Actually, though, I think my favorite of the pieces here is the one where the connections are least explicit. The first and title story of the book, “A, A’”, is about a unicorn named Adelade Lee. Sent to a distant planet to participate in a research project, Adelade is killed in an accident. A clone, prepared for just such an eventuality, is then revived, and sent to the planet as a replacement. The clone, of course, doesn’t remember any of Addy’s friends — nor does she remember Addy’s former lover, Regg. Regg tries to reestablish a connection, but fails. He decides to leave the planet for another research station, where he is killed. Addy decides she did love him after all, and prepares to try to forge a relationship with Regg’s clone, who arrives at the planet as the story ends.

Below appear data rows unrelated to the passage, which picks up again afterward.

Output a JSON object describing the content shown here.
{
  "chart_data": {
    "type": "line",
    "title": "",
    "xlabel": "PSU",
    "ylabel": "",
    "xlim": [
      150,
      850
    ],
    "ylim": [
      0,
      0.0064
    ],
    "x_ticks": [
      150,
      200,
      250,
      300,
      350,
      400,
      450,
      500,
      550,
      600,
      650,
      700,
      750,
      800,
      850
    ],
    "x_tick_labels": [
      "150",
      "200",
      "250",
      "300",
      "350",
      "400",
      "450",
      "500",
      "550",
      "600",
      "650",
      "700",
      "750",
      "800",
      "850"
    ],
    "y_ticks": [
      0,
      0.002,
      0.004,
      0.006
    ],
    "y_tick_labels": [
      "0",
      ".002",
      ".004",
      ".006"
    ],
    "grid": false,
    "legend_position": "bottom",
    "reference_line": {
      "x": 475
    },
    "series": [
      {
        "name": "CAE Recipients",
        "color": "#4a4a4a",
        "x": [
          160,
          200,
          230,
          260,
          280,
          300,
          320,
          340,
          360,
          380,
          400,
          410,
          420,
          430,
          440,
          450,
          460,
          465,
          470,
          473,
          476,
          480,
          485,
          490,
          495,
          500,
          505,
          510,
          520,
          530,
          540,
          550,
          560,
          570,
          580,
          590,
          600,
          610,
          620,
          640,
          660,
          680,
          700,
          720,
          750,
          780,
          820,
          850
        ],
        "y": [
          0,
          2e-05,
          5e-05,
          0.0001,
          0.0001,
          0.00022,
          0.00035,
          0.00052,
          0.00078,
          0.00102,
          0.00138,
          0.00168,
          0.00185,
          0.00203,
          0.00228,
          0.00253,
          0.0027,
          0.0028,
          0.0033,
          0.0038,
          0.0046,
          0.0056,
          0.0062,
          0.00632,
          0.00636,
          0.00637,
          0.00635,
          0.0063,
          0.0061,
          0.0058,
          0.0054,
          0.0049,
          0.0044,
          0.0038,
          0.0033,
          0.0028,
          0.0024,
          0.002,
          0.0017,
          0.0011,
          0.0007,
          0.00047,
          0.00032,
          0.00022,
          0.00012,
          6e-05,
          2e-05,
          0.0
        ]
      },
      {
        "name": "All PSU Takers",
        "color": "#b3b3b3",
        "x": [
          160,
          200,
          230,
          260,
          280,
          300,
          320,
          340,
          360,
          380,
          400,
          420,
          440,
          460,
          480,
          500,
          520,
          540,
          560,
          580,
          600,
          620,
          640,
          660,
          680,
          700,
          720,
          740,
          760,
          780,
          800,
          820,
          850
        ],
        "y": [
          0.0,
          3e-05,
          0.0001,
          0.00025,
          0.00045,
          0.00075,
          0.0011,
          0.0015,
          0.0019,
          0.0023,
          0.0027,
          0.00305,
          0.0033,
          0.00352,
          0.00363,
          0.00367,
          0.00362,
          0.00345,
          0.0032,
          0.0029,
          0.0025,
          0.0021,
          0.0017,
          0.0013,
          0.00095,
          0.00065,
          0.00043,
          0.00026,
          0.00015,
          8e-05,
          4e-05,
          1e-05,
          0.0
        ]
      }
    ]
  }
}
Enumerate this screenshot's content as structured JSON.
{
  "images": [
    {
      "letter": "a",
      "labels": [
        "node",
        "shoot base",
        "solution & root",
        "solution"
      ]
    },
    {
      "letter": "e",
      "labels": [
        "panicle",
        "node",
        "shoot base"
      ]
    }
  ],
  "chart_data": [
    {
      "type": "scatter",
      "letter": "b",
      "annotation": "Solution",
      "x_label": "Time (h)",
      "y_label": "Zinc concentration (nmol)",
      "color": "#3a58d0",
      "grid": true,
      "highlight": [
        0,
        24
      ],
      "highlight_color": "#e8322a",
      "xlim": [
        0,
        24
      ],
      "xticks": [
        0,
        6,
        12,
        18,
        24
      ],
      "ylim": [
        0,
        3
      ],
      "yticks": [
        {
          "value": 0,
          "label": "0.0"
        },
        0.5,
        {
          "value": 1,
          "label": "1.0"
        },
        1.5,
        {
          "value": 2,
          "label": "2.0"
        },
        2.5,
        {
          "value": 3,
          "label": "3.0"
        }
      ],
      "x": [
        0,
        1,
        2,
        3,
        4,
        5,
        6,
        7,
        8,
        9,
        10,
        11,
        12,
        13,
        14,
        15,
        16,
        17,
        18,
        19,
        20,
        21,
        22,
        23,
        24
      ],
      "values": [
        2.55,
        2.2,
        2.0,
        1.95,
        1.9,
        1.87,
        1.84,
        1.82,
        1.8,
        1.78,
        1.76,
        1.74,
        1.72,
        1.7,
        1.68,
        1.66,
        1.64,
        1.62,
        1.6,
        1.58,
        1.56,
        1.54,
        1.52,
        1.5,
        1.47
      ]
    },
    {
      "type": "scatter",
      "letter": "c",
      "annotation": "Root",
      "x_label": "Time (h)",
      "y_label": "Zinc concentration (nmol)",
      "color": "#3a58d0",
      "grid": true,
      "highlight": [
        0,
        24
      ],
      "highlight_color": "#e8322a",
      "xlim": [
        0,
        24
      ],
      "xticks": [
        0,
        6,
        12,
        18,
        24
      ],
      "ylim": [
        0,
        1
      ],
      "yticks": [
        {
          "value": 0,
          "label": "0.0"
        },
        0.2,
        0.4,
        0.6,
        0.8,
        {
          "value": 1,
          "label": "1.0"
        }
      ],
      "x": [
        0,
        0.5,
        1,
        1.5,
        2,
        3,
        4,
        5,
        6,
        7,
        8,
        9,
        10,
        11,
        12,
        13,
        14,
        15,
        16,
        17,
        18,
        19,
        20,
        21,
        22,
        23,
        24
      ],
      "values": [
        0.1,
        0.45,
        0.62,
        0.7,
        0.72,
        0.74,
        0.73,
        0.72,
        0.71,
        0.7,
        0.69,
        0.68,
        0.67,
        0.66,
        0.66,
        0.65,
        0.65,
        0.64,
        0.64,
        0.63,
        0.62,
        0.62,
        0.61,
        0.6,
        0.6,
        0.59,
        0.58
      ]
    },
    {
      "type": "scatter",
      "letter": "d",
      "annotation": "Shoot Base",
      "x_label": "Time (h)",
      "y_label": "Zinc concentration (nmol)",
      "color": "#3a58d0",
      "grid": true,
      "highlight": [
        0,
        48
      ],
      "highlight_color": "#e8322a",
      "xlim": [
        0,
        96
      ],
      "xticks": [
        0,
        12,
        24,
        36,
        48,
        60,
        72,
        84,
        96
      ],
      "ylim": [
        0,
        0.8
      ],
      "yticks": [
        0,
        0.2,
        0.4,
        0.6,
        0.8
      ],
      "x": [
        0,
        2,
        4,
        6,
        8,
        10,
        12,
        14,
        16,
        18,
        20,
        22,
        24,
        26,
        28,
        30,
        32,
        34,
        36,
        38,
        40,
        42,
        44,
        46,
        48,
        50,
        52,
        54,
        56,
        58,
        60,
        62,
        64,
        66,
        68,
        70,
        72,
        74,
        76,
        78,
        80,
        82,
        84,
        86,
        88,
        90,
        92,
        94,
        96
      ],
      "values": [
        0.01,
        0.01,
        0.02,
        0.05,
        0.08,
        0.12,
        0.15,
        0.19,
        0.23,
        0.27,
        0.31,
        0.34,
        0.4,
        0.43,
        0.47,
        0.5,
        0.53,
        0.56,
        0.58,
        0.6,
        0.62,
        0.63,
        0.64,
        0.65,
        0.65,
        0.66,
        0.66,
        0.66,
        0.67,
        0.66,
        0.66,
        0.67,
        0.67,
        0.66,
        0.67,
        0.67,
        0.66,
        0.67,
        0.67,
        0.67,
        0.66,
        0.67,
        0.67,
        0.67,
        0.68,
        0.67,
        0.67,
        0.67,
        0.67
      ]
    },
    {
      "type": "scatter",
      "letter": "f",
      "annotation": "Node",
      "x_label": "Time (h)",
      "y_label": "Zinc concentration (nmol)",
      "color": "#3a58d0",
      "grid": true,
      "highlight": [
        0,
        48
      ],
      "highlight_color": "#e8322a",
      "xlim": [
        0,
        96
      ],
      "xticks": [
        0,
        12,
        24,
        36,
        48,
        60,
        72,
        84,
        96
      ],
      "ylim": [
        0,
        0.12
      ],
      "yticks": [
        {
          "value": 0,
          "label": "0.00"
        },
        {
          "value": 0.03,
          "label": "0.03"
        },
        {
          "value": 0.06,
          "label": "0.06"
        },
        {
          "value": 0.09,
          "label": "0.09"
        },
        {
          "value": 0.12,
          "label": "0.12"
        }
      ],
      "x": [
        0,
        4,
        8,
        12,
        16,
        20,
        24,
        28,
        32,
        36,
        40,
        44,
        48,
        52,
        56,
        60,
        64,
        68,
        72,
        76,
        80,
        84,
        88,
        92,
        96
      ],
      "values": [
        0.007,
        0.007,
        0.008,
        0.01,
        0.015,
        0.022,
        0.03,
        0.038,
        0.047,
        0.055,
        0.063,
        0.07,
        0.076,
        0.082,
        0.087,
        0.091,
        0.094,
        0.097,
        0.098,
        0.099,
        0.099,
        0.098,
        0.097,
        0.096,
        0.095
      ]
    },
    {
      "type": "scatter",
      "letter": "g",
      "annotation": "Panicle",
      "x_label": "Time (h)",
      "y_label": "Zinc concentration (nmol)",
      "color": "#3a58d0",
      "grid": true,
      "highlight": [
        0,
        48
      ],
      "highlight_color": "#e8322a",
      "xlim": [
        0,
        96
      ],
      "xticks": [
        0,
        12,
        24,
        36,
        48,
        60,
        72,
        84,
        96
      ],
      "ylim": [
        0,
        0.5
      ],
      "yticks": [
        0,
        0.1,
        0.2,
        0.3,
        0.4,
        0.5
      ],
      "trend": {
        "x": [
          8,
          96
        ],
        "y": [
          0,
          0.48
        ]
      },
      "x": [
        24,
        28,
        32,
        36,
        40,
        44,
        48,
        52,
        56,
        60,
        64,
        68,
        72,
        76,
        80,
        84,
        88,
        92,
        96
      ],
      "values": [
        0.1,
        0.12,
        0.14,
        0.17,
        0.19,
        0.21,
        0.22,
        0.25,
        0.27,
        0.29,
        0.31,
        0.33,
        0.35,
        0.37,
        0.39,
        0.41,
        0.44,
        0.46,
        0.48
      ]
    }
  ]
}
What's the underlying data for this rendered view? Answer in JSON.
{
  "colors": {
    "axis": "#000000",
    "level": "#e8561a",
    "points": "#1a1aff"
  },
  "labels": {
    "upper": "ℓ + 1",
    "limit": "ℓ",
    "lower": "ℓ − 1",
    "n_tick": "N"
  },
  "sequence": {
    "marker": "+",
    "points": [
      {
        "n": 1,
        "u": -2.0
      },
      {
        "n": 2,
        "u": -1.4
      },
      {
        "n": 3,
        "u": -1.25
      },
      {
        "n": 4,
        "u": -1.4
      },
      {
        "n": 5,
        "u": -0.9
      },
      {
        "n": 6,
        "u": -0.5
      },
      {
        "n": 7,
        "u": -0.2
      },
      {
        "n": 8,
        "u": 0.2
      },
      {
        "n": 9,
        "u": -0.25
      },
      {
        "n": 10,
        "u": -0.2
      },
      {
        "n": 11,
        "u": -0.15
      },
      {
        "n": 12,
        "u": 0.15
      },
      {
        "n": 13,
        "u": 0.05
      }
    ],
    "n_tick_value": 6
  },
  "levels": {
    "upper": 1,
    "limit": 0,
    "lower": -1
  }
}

Obviously, with multiple memory losses, twins, and unrequited love up the wazoo, this is one big, gloppy soap opera. But again, lurking just beneath the surface, is a painful, never quite expressed parable about trauma, memory, and the inability to escape the past. The story opens with the cloned Addy being primed with the old Addy’s memories to the time when she first went to the planet for research. She “remembers” in particular, the moment when her pet pony died by falling into a crevice. She cries — but when she wakes up she says she doesn’t remember why. Throughout the rest of the story, Addy is locked in a round of, ostensibly, trying to remember, and, beneath that, trying to forget. Her inability to remember Regg is, narratively, the result of her being a clone; at the same time, though, it is hard not to see it as an unwillingness to remember, an inability to face her past.

The climax of the narrative comes while Regg and Addy are on the surface of the planet together. Addy ( like Pony before her) falls into a crevice, and Regg slides after her. Deep underground, they discover the old Addy’s body, frozen in ice, with a sharpened piece of swordgrass through her head. Diagetically, clearly, this is pretty silly — what’s the chances of both Addy’s falling down the same hole? Psychologically, though, falling down the same hole is exactly how trauma works. Addy has to return to the crevice; the memory she denies is always swallowing her up, and she always ends by standing, affectless, before her own pierced and frozen corpse. She can’t respond to Regg not because she’s not the same person, but because she is still frozen down there, somewhere, by a past she can’t acknowledge or access.

The end of the story is nominally happy — clone Addy and clone Regg will form a bond and make new memories together. But the image of the dead Addy, upside-down, underground (which, from various angles, makes up a shocking double-page spread) seems a lot more real than the fragile, promised love-affair. Indeed, happiness in the story is either in a sun-lit, imagined past (where Regg and Addy loved) or in a sunlit imagined future (where clone Regg and clone-Addy will love). In the present there is only a dimly understood, repeated primal scene of frigidity and despair.

Again, the fact that it’s dimly understood is part of what makes it so great. In the other stories in the volume, Hagio explains more clearly what’s wrong with her two other unicorn characters; their trauma is defined, and therefore can be overcome. But Addy’s trauma is more metaphorical; the death of her pony isn’t really what’s wrong with her; neither is the death of her former self. The sci-fi tropes obscure and misdirect the narrative core of Addy’s character. The story is about self-discovery, and its deceptive darkness comes because it isn’t possible for Addy to know herself. She can’t reclaim her trauma, or deal with it, because it isn’t hers; it’s outside her, and engulfs her. Perhaps she and Regg will find happiness, but one suspects that they may, instead, repeat the cycle of death and forgetting, occasionally changing roles, but with same predetermined end.